A report in 2007 from a "high powered expert committee" constituted by the Ministry of Finance, headed by Percy Mistry, provided recommendations to make Mumbai an international finance centre. The report recommended the urgent reform of the Indian legal system, the consolidation of various financial laws, a unified financial regulator, and substantial opening up of the Indian financial market.

While the report's recommendations are long-term rather immediate goals, establishing a special economic zone (SEZ) with liberalized financial laws and a comparatively more efficient financial system would be an acceptable medium-term solution. A concept paper on the establishment of finance SEZs, submitted by the National Institute of Public Finance and Policy to the Ministry of Finance, appears to have adopted this view. The ministry is seeking public comment on the concept paper, which it made available on 17 February 2015.

Key features

The concept paper identifies capital controls in India together with the prevailing financial regulation and taxation structures as the causes for the "hollowing out" of Indian financial markets, i.e. most of the global trading in India-related financial products takes place in locations like Singapore and Dubai. As a counter to this, and to improve Indian companies' access to overseas funds and fund managers, the paper appears to suggest the establishment of a finance SEZ on a model similar to Hong Kong, where Hong Kong, through its established financial system, acts as a conduit for funds for Chinese companies and as a trading centre for securities issued by Chinese companies.

The concept paper explicitly recognizes that consumers of financial products in financial centres like Singapore not only buy financial products, but also "buy" the regulatory structure of such centres. Indeed, the urgent recast of India's financial laws is one of the cornerstones of the paper. To this end, the paper proposes various measures such as: (a) bypassing the civil court system by establishing a chambers of professional arbitrators to adjudicate financial disputes; (b) modernizing existing courts or setting up new courts with jurisdiction over the finance SEZ to ensure efficient enforcement of arbitral awards; (c) exemption from capital control restrictions under India's Foreign Exchange Management Act, 1999; and (d) introducing financial products such as certain types of options and exchange-traded derivatives, which are not currently allowed in India.

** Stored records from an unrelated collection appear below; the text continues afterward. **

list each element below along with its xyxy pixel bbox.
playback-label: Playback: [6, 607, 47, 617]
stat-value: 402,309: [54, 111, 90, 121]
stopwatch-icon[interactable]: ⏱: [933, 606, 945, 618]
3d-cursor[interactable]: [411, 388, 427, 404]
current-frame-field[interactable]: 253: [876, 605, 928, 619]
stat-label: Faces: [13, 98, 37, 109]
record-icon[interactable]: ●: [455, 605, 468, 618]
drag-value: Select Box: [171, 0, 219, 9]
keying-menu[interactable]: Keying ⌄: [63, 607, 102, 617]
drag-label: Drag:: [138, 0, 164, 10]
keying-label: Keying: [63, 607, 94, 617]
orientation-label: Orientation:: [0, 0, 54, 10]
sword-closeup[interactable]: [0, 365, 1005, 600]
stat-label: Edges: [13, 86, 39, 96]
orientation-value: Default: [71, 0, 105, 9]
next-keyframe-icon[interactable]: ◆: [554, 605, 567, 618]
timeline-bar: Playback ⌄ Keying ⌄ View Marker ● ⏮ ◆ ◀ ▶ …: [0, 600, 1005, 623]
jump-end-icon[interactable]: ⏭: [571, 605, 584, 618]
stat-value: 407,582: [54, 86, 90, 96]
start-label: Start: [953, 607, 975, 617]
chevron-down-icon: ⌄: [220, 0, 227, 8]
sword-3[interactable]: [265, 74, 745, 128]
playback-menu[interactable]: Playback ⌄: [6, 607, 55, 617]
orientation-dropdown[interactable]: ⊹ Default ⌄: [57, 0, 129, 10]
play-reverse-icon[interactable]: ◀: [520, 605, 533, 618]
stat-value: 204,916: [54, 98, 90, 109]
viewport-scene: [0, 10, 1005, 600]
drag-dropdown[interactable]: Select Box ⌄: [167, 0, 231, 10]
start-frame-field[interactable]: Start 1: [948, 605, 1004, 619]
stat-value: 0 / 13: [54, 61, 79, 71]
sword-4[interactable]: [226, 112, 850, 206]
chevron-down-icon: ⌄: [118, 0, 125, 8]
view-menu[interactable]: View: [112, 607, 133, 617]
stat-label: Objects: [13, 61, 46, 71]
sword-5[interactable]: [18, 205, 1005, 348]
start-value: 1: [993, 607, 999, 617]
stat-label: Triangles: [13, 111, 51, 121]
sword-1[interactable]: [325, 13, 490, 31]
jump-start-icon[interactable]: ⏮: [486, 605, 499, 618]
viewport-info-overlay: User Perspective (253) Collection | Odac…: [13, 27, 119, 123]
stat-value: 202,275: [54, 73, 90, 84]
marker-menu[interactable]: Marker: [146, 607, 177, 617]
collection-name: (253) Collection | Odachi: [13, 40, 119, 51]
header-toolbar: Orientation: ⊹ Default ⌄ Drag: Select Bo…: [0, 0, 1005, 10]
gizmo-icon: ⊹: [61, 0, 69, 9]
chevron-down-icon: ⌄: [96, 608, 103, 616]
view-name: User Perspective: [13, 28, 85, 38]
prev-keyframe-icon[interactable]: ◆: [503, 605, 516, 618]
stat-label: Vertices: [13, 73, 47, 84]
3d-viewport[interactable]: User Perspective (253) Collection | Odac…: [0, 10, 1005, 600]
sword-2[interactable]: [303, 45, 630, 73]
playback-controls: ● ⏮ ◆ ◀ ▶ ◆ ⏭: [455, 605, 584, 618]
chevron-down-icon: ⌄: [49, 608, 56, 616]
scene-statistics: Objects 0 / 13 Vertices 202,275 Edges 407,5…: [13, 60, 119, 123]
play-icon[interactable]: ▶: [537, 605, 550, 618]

To further improve dispute resolution, the paper recommends establishing an arbitration centre in the finance SEZ on the lines of centres such as the Singapore International Arbitration Centre, and establishing a new regulatory authority specifically for the finance SEZ to subsume the functions performed by financial sector regulators such as the Reserve Bank of India and the Securities and Exchange Board of India.

An important recommendation of the concept paper is rationalizing the taxation structure applicable to the finance SEZ. This includes exemption from securities transaction tax, commodities transaction tax and service tax, and the reduction of minimum alternate tax on units operating in the finance SEZ.

Conclusion

The establishment of a finance SEZ must be made a priority by the Indian government, as existing financial centres are already looking at the next evolutionary step. For instance, the European Commission has proposed a plan for streamlining rules applicable to financial markets that would be tantamount to a capital markets union – a move which would place London leagues ahead of other financial centres. Fortunately, news reports indicate that the India's budget for 2015-16 is likely to contain measures to promote the establishment of finance SEZs, beginning with the Gujarat International Finance Tec-City in Ahmedabad.

The concept paper notes that a finance SEZ can be used as a test case to develop a model for the eventual implementation of a unified financial code on an all-India level, to replace all current financial legislation. This is an important proposal for recasting the Indian financial system to bring it at par with global financial markets, and should be sufficient incentive to implement the finance SEZ.